Intervention de Alima Boumediene-Thiery

Réunion du 10 septembre 2010 à 9h30
Orientation et programmation pour la performance de la sécurité intérieure — Article 24 bis

Photo de Alima Boumediene-ThieryAlima Boumediene-Thiery :

Cet amendement concerne le couvre-feu pour les mineurs.

En lieu et place d’une réforme globale de l’ordonnance de 1945, qui est d’ailleurs prévue dans un futur indéterminé, le Gouvernement et la majorité ont décidé de distiller un certain nombre de modifications, de pur affichage, visant à stigmatiser un peu plus l’enfance en danger.

L’article 24 bis confère au préfet la faculté de prendre une mesure de « couvre-feu » à l’encontre des mineurs de treize ans.

Cette mesure aurait pour effet de restreindre la liberté d’aller et venir de ces mineurs entre vingt-trois heures et six heures s’ils ne sont pas accompagnés de leurs parents sous prétexte de risque d’atteinte à leur santé, leur sécurité ou leur moralité.

L’article introduit deux types de mesures : soit un couvre-feu de portée générale, qui est déjà possible en vertu du pouvoir de police du maire, soit un couvre-feu individuel, prononcé à l’encontre d’un mineur de treize ans ayant déjà fait l’objet de mesures ou de sanctions éducatives et dont les parents ont signé un contrat de responsabilité parentale.

Ma première remarque est très simple : une telle mesure relève non pas du préfet, mais du domaine de l’assistance éducative et donc de la compétence du juge des enfants.

Cette disposition traduit une approche autoritaire du suivi éducatif et témoigne d’un renoncement à la prise en charge préventive des mineurs en détresse au profit d’un renforcement de la répression. En effet, au lieu d’aider les parents, le texte vise à les sanctionner pour le non-respect du couvre-feu.

Nous refusons cette approche sécuritaire, qui condamne sans comprendre et qui stigmatise ainsi sans aucune approche éducative.

Tout cela relève de l’assistance éducative, qui est une liberté fondamentale et qui, en vertu de la Constitution, doit être protégée par le juge !

Ce mélange des genres est intolérable dans une société qui se dit démocratique : on ne peut pas transférer, mot pour mot, les compétences d’un juge – une autorité judiciaire – à une autorité administrative – donc politique – sans violer la Constitution !

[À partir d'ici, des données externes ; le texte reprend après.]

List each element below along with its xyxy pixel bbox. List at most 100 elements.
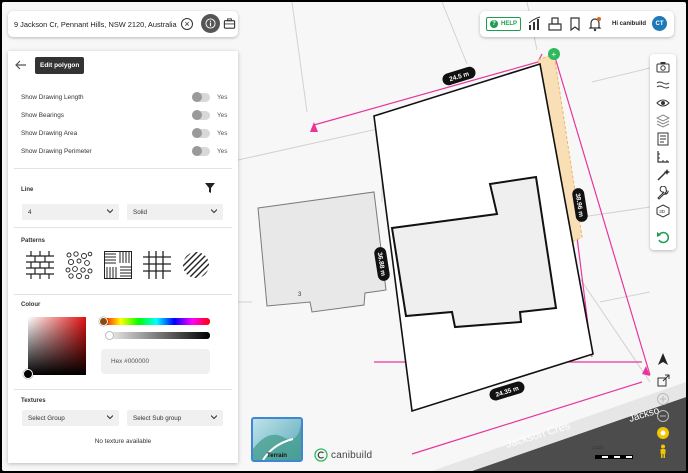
map-controls <box>650 348 676 463</box>
toggle-knob <box>192 92 202 102</box>
hue-slider-handle[interactable] <box>99 317 108 326</box>
zoom-in-icon[interactable] <box>656 392 670 406</box>
pattern-grid[interactable] <box>143 251 171 279</box>
colour-section-title: Colour <box>21 302 41 308</box>
hue-slider[interactable] <box>103 318 210 325</box>
patterns-section-title: Patterns <box>21 238 46 244</box>
no-texture-message: No texture available <box>94 438 152 445</box>
toggle-value: Yes <box>217 94 228 101</box>
line-width-value: 4 <box>28 208 32 216</box>
share-icon[interactable] <box>656 374 670 388</box>
hex-colour-input[interactable]: Hex #000000 <box>101 349 210 374</box>
toggle-value: Yes <box>217 130 228 137</box>
undo-icon[interactable] <box>656 230 670 244</box>
toggle-row-drawing-perimeter: Show Drawing Perimeter Yes <box>21 146 231 157</box>
pattern-brick[interactable] <box>26 251 54 279</box>
bell-icon[interactable] <box>587 16 603 32</box>
toggle-value: Yes <box>217 148 228 155</box>
user-greeting[interactable]: Hi canibuild <box>612 21 646 27</box>
info-button[interactable] <box>201 14 220 33</box>
user-avatar[interactable]: CT <box>652 16 667 31</box>
briefcase-icon[interactable] <box>223 17 236 30</box>
help-icon: ? <box>489 20 498 28</box>
toggle-label: Show Drawing Perimeter <box>21 148 92 155</box>
terrain-label: Terrain <box>267 453 287 459</box>
terrain-layer-button[interactable]: Terrain <box>251 417 303 462</box>
app-frame: Jackson Cres Jackso + 3 24.5 m 38.96 m 3… <box>2 2 686 471</box>
measure-icon[interactable] <box>656 150 670 164</box>
address-search-input[interactable] <box>14 19 179 29</box>
toggle-row-drawing-area: Show Drawing Area Yes <box>21 128 231 139</box>
chevron-down-icon <box>211 415 217 420</box>
toggle-drawing-area[interactable] <box>192 128 210 138</box>
colour-picker-handle[interactable] <box>23 369 33 379</box>
toggle-drawing-length[interactable] <box>192 92 210 102</box>
info-icon <box>205 18 216 29</box>
pattern-parquet[interactable] <box>104 251 132 279</box>
right-toolbar: 3D <box>650 54 676 250</box>
map-scale-label: 1:220 <box>592 445 604 450</box>
alpha-slider-handle[interactable] <box>105 331 114 340</box>
camera-icon[interactable] <box>656 60 670 74</box>
toggle-value: Yes <box>217 112 228 119</box>
toggle-bearings[interactable] <box>192 110 210 120</box>
line-width-select[interactable]: 4 <box>22 204 119 220</box>
alpha-slider[interactable] <box>108 332 210 339</box>
divider <box>14 389 232 390</box>
toggle-row-bearings: Show Bearings Yes <box>21 110 231 121</box>
chevron-down-icon <box>211 209 217 214</box>
line-section-title: Line <box>21 187 34 193</box>
divider <box>14 294 232 295</box>
magic-wand-icon[interactable] <box>656 168 670 182</box>
street-view-person-icon[interactable] <box>656 444 670 458</box>
filter-icon[interactable] <box>205 183 215 193</box>
canibuild-logo-icon <box>314 448 328 462</box>
brand-logo: canibuild <box>314 448 372 462</box>
zoom-out-icon[interactable] <box>656 409 670 423</box>
pattern-gravel[interactable] <box>65 251 93 279</box>
toggle-label: Show Drawing Length <box>21 94 84 101</box>
neighbour-building <box>257 191 387 313</box>
dimension-label-top: 24.5 m <box>442 66 476 86</box>
back-arrow-icon[interactable] <box>14 59 28 71</box>
colour-saturation-picker[interactable] <box>28 317 86 375</box>
toggle-row-drawing-length: Show Drawing Length Yes <box>21 92 231 103</box>
document-icon[interactable] <box>656 132 670 146</box>
texture-subgroup-value: Select Sub group <box>133 414 182 422</box>
svg-text:3D: 3D <box>659 209 666 214</box>
edit-polygon-panel: Edit polygon Show Drawing Length Yes Sho… <box>8 51 238 463</box>
texture-subgroup-select[interactable]: Select Sub group <box>127 410 223 426</box>
toggle-label: Show Bearings <box>21 112 64 119</box>
divider <box>14 227 232 228</box>
north-arrow-icon[interactable] <box>656 352 670 366</box>
boundary-arrow <box>310 122 318 132</box>
toggle-knob <box>192 128 202 138</box>
toggle-label: Show Drawing Area <box>21 130 78 137</box>
eye-icon[interactable] <box>656 96 670 110</box>
line-style-select[interactable]: Solid <box>127 204 223 220</box>
pattern-diagonal[interactable] <box>182 251 210 279</box>
clear-search-icon[interactable]: × <box>181 18 193 30</box>
location-icon[interactable] <box>656 426 670 440</box>
building-icon[interactable] <box>547 16 563 32</box>
divider <box>14 168 232 169</box>
3d-view-icon[interactable]: 3D <box>656 204 670 218</box>
layers-icon[interactable] <box>656 114 670 128</box>
bookmark-icon[interactable] <box>567 16 583 32</box>
help-label: HELP <box>500 21 517 27</box>
chevron-down-icon <box>107 415 113 420</box>
address-search-bar: × <box>8 11 238 37</box>
chevron-down-icon <box>107 209 113 214</box>
map-scale-bar <box>595 455 633 459</box>
toggle-drawing-perimeter[interactable] <box>192 146 210 156</box>
vertex-handle-plus: + <box>552 50 557 59</box>
top-toolbar: ? HELP Hi canibuild CT <box>480 11 674 37</box>
wrench-icon[interactable] <box>656 186 670 200</box>
waves-icon[interactable] <box>656 78 670 92</box>
line-style-value: Solid <box>133 208 148 216</box>
texture-group-select[interactable]: Select Group <box>22 410 119 426</box>
chart-icon[interactable] <box>527 16 543 32</box>
help-button[interactable]: ? HELP <box>486 17 521 31</box>
toggle-knob <box>192 146 202 156</box>
edit-polygon-title: Edit polygon <box>35 57 85 74</box>
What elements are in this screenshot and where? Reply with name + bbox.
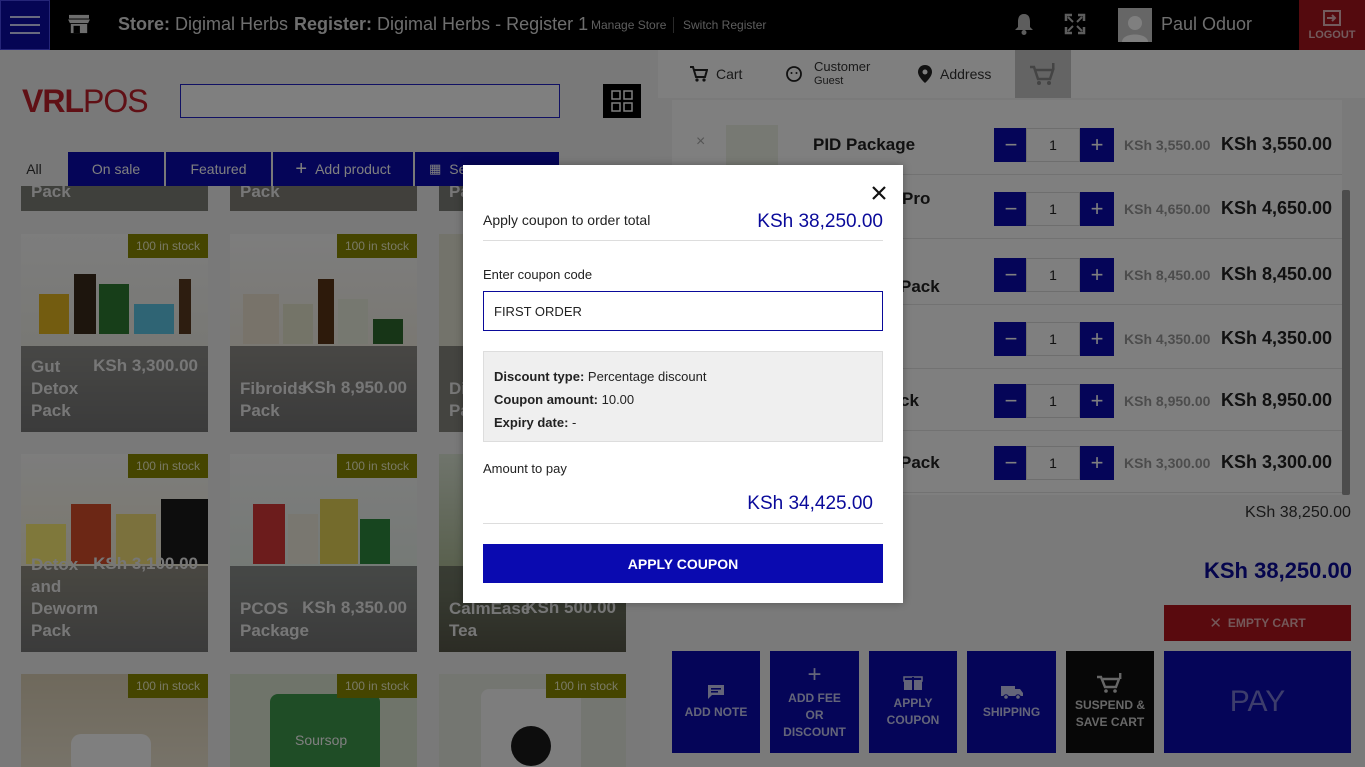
order-total: KSh 38,250.00 <box>757 211 883 232</box>
coupon-details: Discount type: Percentage discount Coupo… <box>483 351 883 442</box>
coupon-code-input[interactable] <box>483 291 883 331</box>
divider <box>483 240 883 241</box>
expiry-date-label: Expiry date: <box>494 415 569 430</box>
close-icon[interactable] <box>868 182 890 204</box>
apply-coupon-submit-button[interactable]: APPLY COUPON <box>483 544 883 583</box>
coupon-amount-value: 10.00 <box>601 392 635 407</box>
discount-type-value: Percentage discount <box>587 369 707 384</box>
coupon-amount-label: Coupon amount: <box>494 392 598 407</box>
coupon-modal: Apply coupon to order total KSh 38,250.0… <box>463 165 903 603</box>
divider <box>483 523 883 524</box>
expiry-date-value: - <box>572 415 577 430</box>
amount-to-pay-value: KSh 34,425.00 <box>747 493 873 514</box>
coupon-code-label: Enter coupon code <box>483 267 593 282</box>
discount-type-label: Discount type: <box>494 369 585 384</box>
amount-to-pay-label: Amount to pay <box>483 461 567 476</box>
modal-title: Apply coupon to order total <box>483 212 651 228</box>
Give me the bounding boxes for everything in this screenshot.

Les choses deviennent encore plus graves si les parents de l’enfant sont injoignables ou s’ils refusent d’accueillir l’enfant : dans ce cas, ce dernier est remis au service de l’aide à l’enfance sur décision préfectorale, sans même l’avis du juge des enfants.

Il s’agit d’une véritable ordonnance de placement provisoire, qui est normalement de la compétence du président du conseil général et répond à une procédure très stricte et contradictoire.

Le dispositif proposé viole donc triplement la Constitution. C’est la raison pour laquelle nous souhaitons sa suppression et demandons le retour à l’autorité judiciaire.